Back to Ravenstonedale, relieved that I haven't had my tyres shot out by this farmer who possibly hasn't seen anyone from the outside world since the War.

What now? I pass a roadside bus stop which I see has the bus company flyer stuck to the post. As luck would have it, a lady is loading up her car nearby and in answer to my inquiry says, 'Oh, don't bother looking for the depot, you'll never find it, (really?) just go down the road to the school and park in the triangle and the bus will come along'.

'Right, thanks very much'.

Down the road, there's the school, and the triangle? Hmm, the triangle consists of a wedge of tarmac where two roads converge. Is it legal to park here? I know the Brits make up their own rules regarding parking, but this seems a bit extreme even by their standards.

There are already three cars parallel parked along the base of the triangle close to the school fence, which seems reasonable, but I have to make inroads towards the narrow end. It is a big triangle and I'm not sticking out into the road, but, oh well, she did say to park here, so I park.
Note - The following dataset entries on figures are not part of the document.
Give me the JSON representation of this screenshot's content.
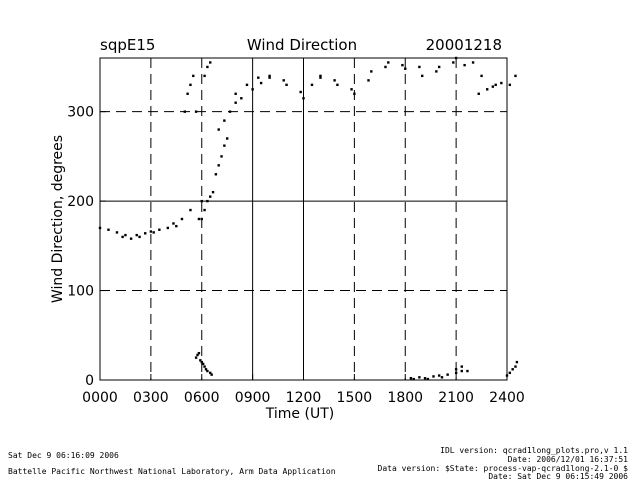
{
  "header": {
    "site": "sqpE15",
    "title": "Wind Direction",
    "date": "20001218"
  },
  "footer": {
    "left_line1": "Sat Dec  9 06:16:09 2006",
    "left_line2": "Battelle Pacific Northwest National Laboratory, Arm Data Application",
    "right_line1": "IDL version: qcrad1long_plots.pro,v 1.1",
    "right_line2": "Date: 2006/12/01 16:37:51",
    "right_line3": "Data version: $State: process-vap-qcrad1long-2.1-0 $",
    "right_line4": "Date: Sat Dec  9 06:15:49 2006"
  },
  "chart_data": {
    "type": "scatter",
    "title": "Wind Direction",
    "xlabel": "Time (UT)",
    "ylabel": "Wind Direction, degrees",
    "xlim": [
      0,
      2400
    ],
    "ylim": [
      0,
      360
    ],
    "x_ticks": [
      "0000",
      "0300",
      "0600",
      "0900",
      "1200",
      "1500",
      "1800",
      "2100",
      "2400"
    ],
    "y_ticks": [
      "0",
      "100",
      "200",
      "300"
    ],
    "grid": true,
    "series": [
      {
        "x": [
          0,
          30,
          60,
          90,
          120,
          150,
          180,
          210,
          240,
          270,
          300,
          330,
          360,
          390,
          420,
          450,
          480,
          500,
          510,
          520,
          530,
          540,
          550,
          560,
          570,
          580,
          590,
          600,
          610,
          620,
          630,
          640,
          650,
          660,
          670,
          680,
          690,
          700,
          720,
          740,
          760,
          780,
          800,
          840,
          880,
          900,
          930,
          960,
          1000,
          1050,
          1100,
          1150,
          1200,
          1230,
          1260,
          1300,
          1350,
          1400,
          1450,
          1500,
          1550,
          1600,
          1650,
          1700,
          1750,
          1800,
          1850,
          1900,
          1950,
          2000,
          2050,
          2100,
          2130,
          2160,
          2190,
          2220,
          2250,
          2280,
          2310,
          2340,
          2370,
          2390
        ],
        "y": [
          170,
          168,
          165,
          162,
          160,
          158,
          160,
          162,
          164,
          165,
          166,
          168,
          170,
          172,
          175,
          180,
          190,
          300,
          320,
          330,
          340,
          300,
          180,
          200,
          340,
          350,
          355,
          180,
          190,
          200,
          205,
          210,
          230,
          240,
          250,
          262,
          270,
          280,
          290,
          300,
          310,
          315,
          320,
          330,
          338,
          325,
          332,
          340,
          338,
          335,
          330,
          322,
          315,
          330,
          340,
          338,
          335,
          330,
          325,
          320,
          335,
          345,
          350,
          355,
          352,
          348,
          350,
          340,
          345,
          350,
          355,
          360,
          352,
          355,
          340,
          320,
          325,
          330,
          328,
          332,
          330,
          340
        ]
      },
      {
        "x": [
          540,
          545,
          550,
          555,
          560,
          565,
          570,
          575,
          580,
          590,
          595,
          1790,
          1820,
          1850,
          1880,
          1910,
          1940,
          1970,
          2000,
          2030,
          2060,
          2080,
          2100,
          2120,
          2140,
          2360,
          2370,
          2380,
          2390,
          2395
        ],
        "y": [
          25,
          28,
          30,
          22,
          20,
          18,
          15,
          12,
          10,
          8,
          6,
          1,
          2,
          3,
          1,
          2,
          4,
          3,
          5,
          6,
          8,
          10,
          12,
          15,
          10,
          5,
          8,
          12,
          15,
          20
        ]
      }
    ]
  }
}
I'm looking around for the bus stop, nowhere to be seen, when the occupants of one of the other cars appear from around the corner. I discover that they too are looking for this elusive (and possibly phantom I'm suspecting by now) bus. They have inquired at the store and been told to stand in the triangle and the bus will pick them up. A further discussion reveals that they too have visited the remote farm thanks to their Sat Nav!

All is well when, ten minutes later, the 1959 cream coloured double-decker rattles around the corner and on we hop, in the company of what turns out to be the most entertaining of old Dalesmen by the name of Jimmy.
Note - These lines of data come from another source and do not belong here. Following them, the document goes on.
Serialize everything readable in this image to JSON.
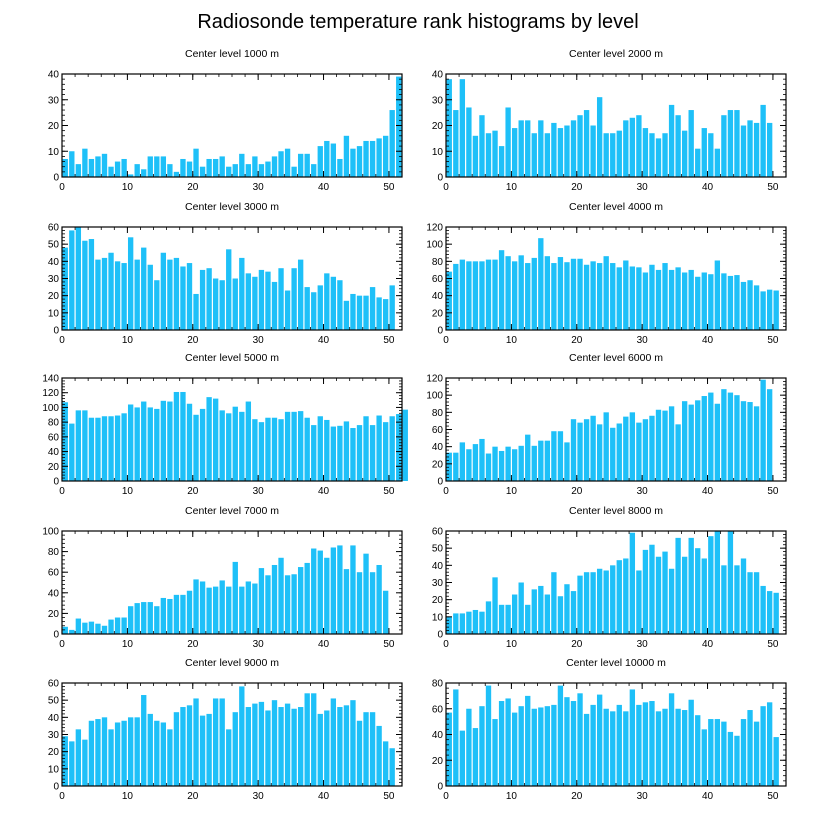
{
  "title": "Radiosonde temperature rank histograms by level",
  "colors": {
    "bar": "#1ec0f8",
    "axis": "#000000",
    "background": "#ffffff"
  },
  "chart_data": [
    {
      "type": "bar",
      "title": "Center level 1000 m",
      "xlim": [
        0,
        52
      ],
      "xticks": [
        0,
        10,
        20,
        30,
        40,
        50
      ],
      "ylim": [
        0,
        40
      ],
      "yticks": [
        0,
        10,
        20,
        30,
        40
      ],
      "values": [
        7,
        10,
        5,
        11,
        7,
        8,
        9,
        4,
        6,
        7,
        1,
        5,
        3,
        8,
        8,
        8,
        5,
        2,
        7,
        6,
        11,
        4,
        7,
        7,
        8,
        4,
        5,
        9,
        5,
        8,
        5,
        6,
        8,
        10,
        11,
        4,
        9,
        9,
        5,
        12,
        14,
        13,
        7,
        16,
        11,
        12,
        14,
        14,
        15,
        16,
        26,
        39
      ]
    },
    {
      "type": "bar",
      "title": "Center level 2000 m",
      "xlim": [
        0,
        52
      ],
      "xticks": [
        0,
        10,
        20,
        30,
        40,
        50
      ],
      "ylim": [
        0,
        40
      ],
      "yticks": [
        0,
        10,
        20,
        30,
        40
      ],
      "values": [
        38,
        26,
        38,
        27,
        16,
        24,
        17,
        18,
        12,
        27,
        19,
        22,
        22,
        17,
        22,
        17,
        21,
        19,
        20,
        22,
        24,
        26,
        20,
        31,
        17,
        17,
        18,
        22,
        23,
        24,
        19,
        17,
        15,
        17,
        28,
        24,
        18,
        26,
        11,
        19,
        17,
        11,
        24,
        26,
        26,
        20,
        22,
        21,
        28,
        21
      ]
    },
    {
      "type": "bar",
      "title": "Center level 3000 m",
      "xlim": [
        0,
        52
      ],
      "xticks": [
        0,
        10,
        20,
        30,
        40,
        50
      ],
      "ylim": [
        0,
        60
      ],
      "yticks": [
        0,
        10,
        20,
        30,
        40,
        50,
        60
      ],
      "values": [
        48,
        58,
        60,
        52,
        53,
        41,
        42,
        45,
        40,
        39,
        54,
        41,
        48,
        38,
        29,
        45,
        41,
        42,
        37,
        39,
        21,
        35,
        36,
        30,
        29,
        47,
        30,
        42,
        33,
        31,
        35,
        34,
        28,
        36,
        23,
        36,
        41,
        25,
        22,
        26,
        33,
        31,
        29,
        17,
        21,
        20,
        20,
        25,
        19,
        18,
        26
      ]
    },
    {
      "type": "bar",
      "title": "Center level 4000 m",
      "xlim": [
        0,
        52
      ],
      "xticks": [
        0,
        10,
        20,
        30,
        40,
        50
      ],
      "ylim": [
        0,
        120
      ],
      "yticks": [
        0,
        20,
        40,
        60,
        80,
        100,
        120
      ],
      "values": [
        68,
        77,
        82,
        80,
        80,
        80,
        82,
        82,
        93,
        86,
        80,
        87,
        78,
        84,
        107,
        86,
        78,
        85,
        79,
        83,
        83,
        76,
        80,
        78,
        86,
        78,
        73,
        81,
        74,
        73,
        67,
        76,
        70,
        78,
        70,
        73,
        67,
        70,
        62,
        67,
        65,
        81,
        66,
        63,
        64,
        56,
        58,
        52,
        45,
        47,
        46
      ]
    },
    {
      "type": "bar",
      "title": "Center level 5000 m",
      "xlim": [
        0,
        52
      ],
      "xticks": [
        0,
        10,
        20,
        30,
        40,
        50
      ],
      "ylim": [
        0,
        140
      ],
      "yticks": [
        0,
        20,
        40,
        60,
        80,
        100,
        120,
        140
      ],
      "values": [
        107,
        78,
        96,
        96,
        86,
        86,
        88,
        88,
        89,
        92,
        104,
        100,
        108,
        100,
        98,
        109,
        108,
        121,
        121,
        105,
        90,
        98,
        114,
        112,
        96,
        92,
        101,
        94,
        108,
        84,
        80,
        86,
        86,
        84,
        94,
        94,
        95,
        86,
        76,
        88,
        83,
        74,
        75,
        81,
        72,
        76,
        88,
        76,
        89,
        80,
        88,
        91,
        97
      ]
    },
    {
      "type": "bar",
      "title": "Center level 6000 m",
      "xlim": [
        0,
        52
      ],
      "xticks": [
        0,
        10,
        20,
        30,
        40,
        50
      ],
      "ylim": [
        0,
        120
      ],
      "yticks": [
        0,
        20,
        40,
        60,
        80,
        100,
        120
      ],
      "values": [
        33,
        33,
        45,
        37,
        43,
        49,
        32,
        40,
        35,
        40,
        37,
        41,
        54,
        41,
        47,
        47,
        58,
        58,
        45,
        72,
        68,
        72,
        76,
        66,
        80,
        62,
        67,
        75,
        80,
        68,
        72,
        76,
        83,
        82,
        87,
        66,
        93,
        89,
        94,
        99,
        103,
        90,
        107,
        103,
        100,
        93,
        92,
        87,
        118,
        107
      ]
    },
    {
      "type": "bar",
      "title": "Center level 7000 m",
      "xlim": [
        0,
        52
      ],
      "xticks": [
        0,
        10,
        20,
        30,
        40,
        50
      ],
      "ylim": [
        0,
        100
      ],
      "yticks": [
        0,
        20,
        40,
        60,
        80,
        100
      ],
      "values": [
        7,
        4,
        15,
        11,
        12,
        10,
        8,
        14,
        16,
        16,
        27,
        30,
        31,
        31,
        27,
        35,
        34,
        38,
        38,
        42,
        53,
        51,
        45,
        46,
        52,
        46,
        70,
        46,
        51,
        49,
        64,
        57,
        67,
        74,
        57,
        58,
        65,
        69,
        83,
        81,
        74,
        84,
        86,
        63,
        86,
        60,
        78,
        60,
        67,
        42
      ]
    },
    {
      "type": "bar",
      "title": "Center level 8000 m",
      "xlim": [
        0,
        52
      ],
      "xticks": [
        0,
        10,
        20,
        30,
        40,
        50
      ],
      "ylim": [
        0,
        60
      ],
      "yticks": [
        0,
        10,
        20,
        30,
        40,
        50,
        60
      ],
      "values": [
        10,
        12,
        12,
        13,
        14,
        13,
        19,
        33,
        17,
        17,
        23,
        30,
        17,
        26,
        28,
        23,
        36,
        22,
        29,
        25,
        34,
        36,
        36,
        38,
        37,
        40,
        43,
        44,
        59,
        37,
        49,
        52,
        45,
        48,
        38,
        56,
        45,
        56,
        50,
        44,
        57,
        60,
        40,
        60,
        40,
        44,
        36,
        36,
        28,
        25,
        24
      ]
    },
    {
      "type": "bar",
      "title": "Center level 9000 m",
      "xlim": [
        0,
        52
      ],
      "xticks": [
        0,
        10,
        20,
        30,
        40,
        50
      ],
      "ylim": [
        0,
        60
      ],
      "yticks": [
        0,
        10,
        20,
        30,
        40,
        50,
        60
      ],
      "values": [
        29,
        26,
        33,
        27,
        38,
        39,
        40,
        33,
        37,
        38,
        40,
        40,
        53,
        42,
        38,
        37,
        33,
        43,
        46,
        47,
        51,
        41,
        42,
        51,
        51,
        33,
        43,
        58,
        46,
        48,
        49,
        44,
        50,
        46,
        48,
        45,
        46,
        54,
        54,
        42,
        44,
        51,
        46,
        47,
        50,
        38,
        43,
        43,
        35,
        26,
        22
      ]
    },
    {
      "type": "bar",
      "title": "Center level 10000 m",
      "xlim": [
        0,
        52
      ],
      "xticks": [
        0,
        10,
        20,
        30,
        40,
        50
      ],
      "ylim": [
        0,
        80
      ],
      "yticks": [
        0,
        20,
        40,
        60,
        80
      ],
      "values": [
        57,
        75,
        43,
        60,
        45,
        62,
        78,
        52,
        66,
        68,
        57,
        62,
        70,
        60,
        61,
        62,
        63,
        78,
        69,
        66,
        72,
        56,
        63,
        71,
        60,
        58,
        63,
        58,
        75,
        63,
        65,
        66,
        58,
        60,
        72,
        60,
        59,
        67,
        55,
        44,
        52,
        52,
        50,
        42,
        39,
        52,
        59,
        50,
        62,
        65,
        38
      ]
    }
  ]
}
It's market day in Hawes and I'm guessing Jimmy makes this trip each week to check out the price of fat lambs, just for the heck of it, and have a pint or ten at the Drover's Arms (or whatever the local pub is called).

It's a good thing the Wensleydale Creamery is well worth all this effort. I wander through the museum which gives the history of the company and has on display all the paraphernalia associated with cheese making through the years. I discover that a milking stool has three legs because three is better than four on the uneven floor of an old milking shed. Well there you are, there's a reason for everything.
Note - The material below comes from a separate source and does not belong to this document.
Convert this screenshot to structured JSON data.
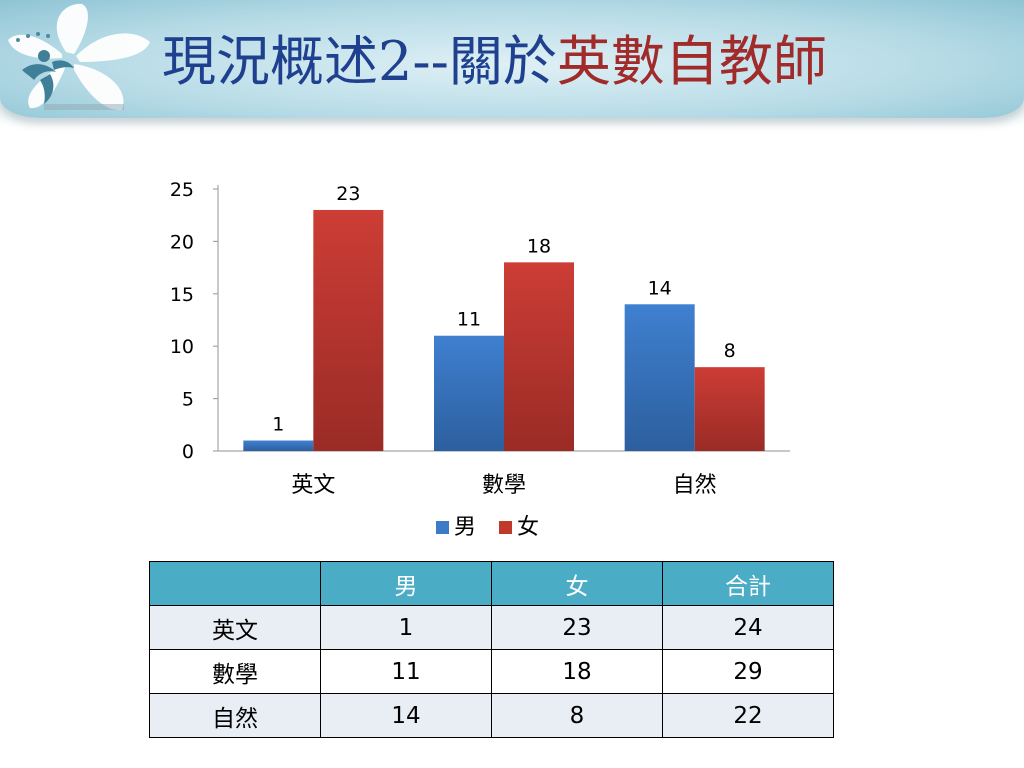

The thing that always fascinates about old equipment and tools, is the effort that went into making an item not only functional but also beautiful. Totally unnecessary decoration bringing art into everyday life. Heaven knows, everyday life was hard enough for a farmer and his family, too hard perhaps for the enjoyment of such trivialities.

After the museum it's into the factory where large glass windows allow one to watch the famous (and delicious) Wensleydale cheese being made in what looks like a series of very large stainless steel bath tubs, actually called vats. Each vat holds 4500 litres of cooled pasteurised milk, and it takes four hours to convert it into 500 kilograms of scrum-diddly-umptious cheese.

Five vats have the milk at five different stages of production, from fresh milk to the set cheese which is being shovelled out of the vat and into the cheese mill where it's shredded then packed into moulds to be pressed. All of these processes are carried out by hand. The whey that is separated during the process goes to a local pig farm and each pig drinks 20 litres of whey a day!

After a pleasant few hours in this charming little market town we all pile back on the old bus, named 'Harvey', and head for home.

Our conductor, suitably attired in 1950s uniform, is a friendly chap who keeps up a running banter with the travellers while he sells us some bus related postcards. He says it's his ambition to sell Jimmy a postcard before the summer is out. It seems that today's the day and Jimmy lashes out and buys two!

Jimmy is in a very cheerful mood after his day out and chats away, mostly to himself. 'Aye, that's a grund 'un', says he to nobody in particular, and I look out the window to see a young deer just trotting across a field!

Back in Ravenstonedale Jimmy, the other couple and I alight from 'Harvey' and he disappears around the corner. I have a peculiar Harry Potterish feeling that it has driven through a curtain in the scenery to another dimension. Now that would explain the non-existent bus depot!